All-Ireland Senior Club Hurling Championship 2024–25

Championship Details
- Dates: 3 November 2024 – 19 January 2025
- Teams: 17

All Ireland Champions
- Winners: Na Fianna (1st win)
- Captain: Dónal Burke
- Manager: Niall Ó Ceallacháin

All Ireland Runners-up
- Runners-up: Sarsfields
- Captain: Conor O'Sullivan
- Manager: Johnny Crowley

Provincial Champions
- Munster: Sarsfields
- Leinster: Na Fianna
- Ulster: Slaughtneil
- Connacht: Not Played

Championship Statistics
- Matches Played: 16
- Total Goals: 35 (2.18 per game)
- Total Points: 605 (37.81 per game)
- Top Scorer: Colin Currie (0–40)

= 2024–25 All-Ireland Senior Club Hurling Championship =

The 2024–25 All-Ireland Senior Club Hurling Championship is the 54th staging of the All-Ireland Senior Club Hurling Championship, the Gaelic Athletic Association's premier inter-county club hurling tournament. The competition ran from 3 November 2024 until 19 January 2025.

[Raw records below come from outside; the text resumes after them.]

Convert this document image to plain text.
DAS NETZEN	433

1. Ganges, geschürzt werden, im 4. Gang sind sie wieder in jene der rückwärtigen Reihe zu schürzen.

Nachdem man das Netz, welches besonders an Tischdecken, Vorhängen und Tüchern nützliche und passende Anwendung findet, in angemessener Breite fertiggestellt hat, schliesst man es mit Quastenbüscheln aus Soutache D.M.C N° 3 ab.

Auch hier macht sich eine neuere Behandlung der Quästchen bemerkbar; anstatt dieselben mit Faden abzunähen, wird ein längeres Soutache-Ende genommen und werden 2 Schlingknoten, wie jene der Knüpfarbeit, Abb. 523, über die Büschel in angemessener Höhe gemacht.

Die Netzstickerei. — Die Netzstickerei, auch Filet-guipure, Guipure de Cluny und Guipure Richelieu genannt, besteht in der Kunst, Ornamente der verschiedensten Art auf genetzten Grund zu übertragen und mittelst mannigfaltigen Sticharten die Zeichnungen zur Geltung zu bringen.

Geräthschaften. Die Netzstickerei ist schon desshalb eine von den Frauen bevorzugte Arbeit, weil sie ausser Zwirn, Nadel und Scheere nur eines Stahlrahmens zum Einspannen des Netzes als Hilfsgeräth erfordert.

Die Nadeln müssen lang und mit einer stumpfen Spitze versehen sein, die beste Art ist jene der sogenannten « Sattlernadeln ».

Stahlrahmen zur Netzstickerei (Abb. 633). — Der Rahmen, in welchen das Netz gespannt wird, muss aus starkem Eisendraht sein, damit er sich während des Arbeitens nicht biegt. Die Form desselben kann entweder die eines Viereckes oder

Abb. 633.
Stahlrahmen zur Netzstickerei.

The defending champion was St Thomas'; however, the club did not qualify for the competition after losing to Cappataggle in the Galway SHC semi-final. Doon and Thomstown made their championship debuts, while Clare's Feakle returned after a long absence.

The final was played at Croke Park in Dublin on 19 January 2025, between Na Fianna of Dublin and Sarsfields of Cork, in what was a first championship meeting between the teams. Na Fianna won the match by 2–23 to 0–20 to claim a first title.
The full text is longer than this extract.